Barry strokes his fat silk tie and says, ‘There’s a girl missing. You’re all they’ve got. And you’re looking like a good bet to them. It’s irrelevant whether or not you did it at this point. They’re not letting you go anywhere until they have to.’
‘I didn’t do it, you know.’
Barry doesn’t reply.
‘I didn’t do it.’
Barry narrows his eyes at Owen. ‘Do what?’ he says. ‘What didn’t you do?’
‘Hurt that girl. I did not hurt that girl.’
Barry doesn’t speak for a while.
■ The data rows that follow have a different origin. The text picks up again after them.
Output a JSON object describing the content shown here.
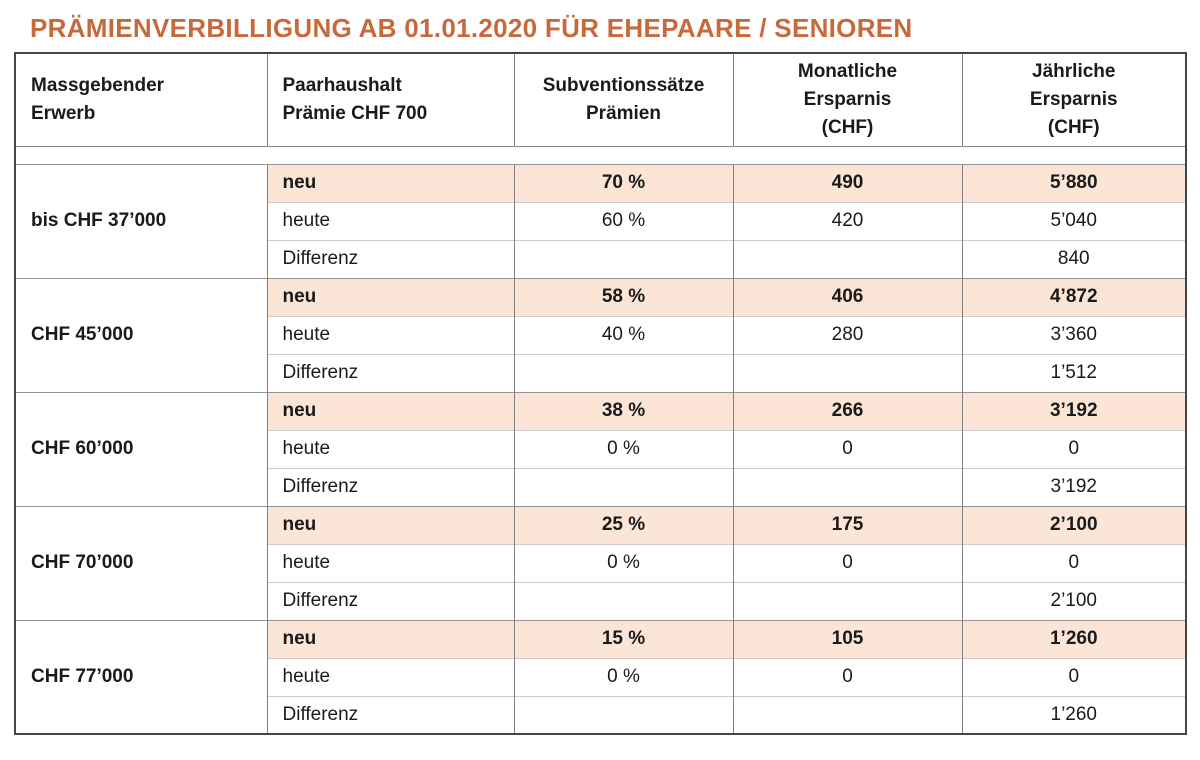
{
  "title": {
    "text": "PRÄMIENVERBILLIGUNG AB 01.01.2020 FÜR EHEPAARE / SENIOREN",
    "color": "#C8693C"
  },
  "colors": {
    "accent_orange": "#C8693C",
    "highlight_row_bg": "#FBE5D6",
    "outer_border": "#454545",
    "inner_border": "#808080"
  },
  "table": {
    "columns": [
      {
        "label": "Massgebender\nErwerb"
      },
      {
        "label": "Paarhaushalt\nPrämie CHF 700"
      },
      {
        "label": "Subventionssätze\nPrämien"
      },
      {
        "label": "Monatliche\nErsparnis\n(CHF)"
      },
      {
        "label": "Jährliche\nErsparnis\n(CHF)"
      }
    ],
    "groups": [
      {
        "label": "bis CHF 37’000",
        "rows": [
          {
            "label": "neu",
            "rate": "70 %",
            "monthly": "490",
            "yearly": "5’880"
          },
          {
            "label": "heute",
            "rate": "60 %",
            "monthly": "420",
            "yearly": "5’040"
          },
          {
            "label": "Differenz",
            "rate": "",
            "monthly": "",
            "yearly": "840"
          }
        ]
      },
      {
        "label": "CHF 45’000",
        "rows": [
          {
            "label": "neu",
            "rate": "58 %",
            "monthly": "406",
            "yearly": "4’872"
          },
          {
            "label": "heute",
            "rate": "40 %",
            "monthly": "280",
            "yearly": "3’360"
          },
          {
            "label": "Differenz",
            "rate": "",
            "monthly": "",
            "yearly": "1’512"
          }
        ]
      },
      {
        "label": "CHF 60’000",
        "rows": [
          {
            "label": "neu",
            "rate": "38 %",
            "monthly": "266",
            "yearly": "3’192"
          },
          {
            "label": "heute",
            "rate": "0 %",
            "monthly": "0",
            "yearly": "0"
          },
          {
            "label": "Differenz",
            "rate": "",
            "monthly": "",
            "yearly": "3’192"
          }
        ]
      },
      {
        "label": "CHF 70’000",
        "rows": [
          {
            "label": "neu",
            "rate": "25 %",
            "monthly": "175",
            "yearly": "2’100"
          },
          {
            "label": "heute",
            "rate": "0 %",
            "monthly": "0",
            "yearly": "0"
          },
          {
            "label": "Differenz",
            "rate": "",
            "monthly": "",
            "yearly": "2’100"
          }
        ]
      },
      {
        "label": "CHF 77’000",
        "rows": [
          {
            "label": "neu",
            "rate": "15 %",
            "monthly": "105",
            "yearly": "1’260"
          },
          {
            "label": "heute",
            "rate": "0 %",
            "monthly": "0",
            "yearly": "0"
          },
          {
            "label": "Differenz",
            "rate": "",
            "monthly": "",
            "yearly": "1’260"
          }
        ]
      }
    ]
  }
}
Then he looks Owen hard in the eye and he says, ‘Well, Owen, the time for you to prove that is right now. Prove it, Owen. Tell me something incontrovertible. Tell me something that’ll get you out of here. Please. For both our sakes.’
‘So,’ says DI Currie, who is beginning to lose her fresh-faced glow as the investigation drags out. ‘Owen. Please, I know we’ve been over all of this. But it’s worth going over it again. The more we talk about it the higher the chance of you regaining some kind of memory. Please, tell us again about the night of the fourteenth of February.’
Owen exhales loudly. He can’t go through all of this again, he simply cannot. ‘What about Bryn,’ he says. ‘Have you still not found him?’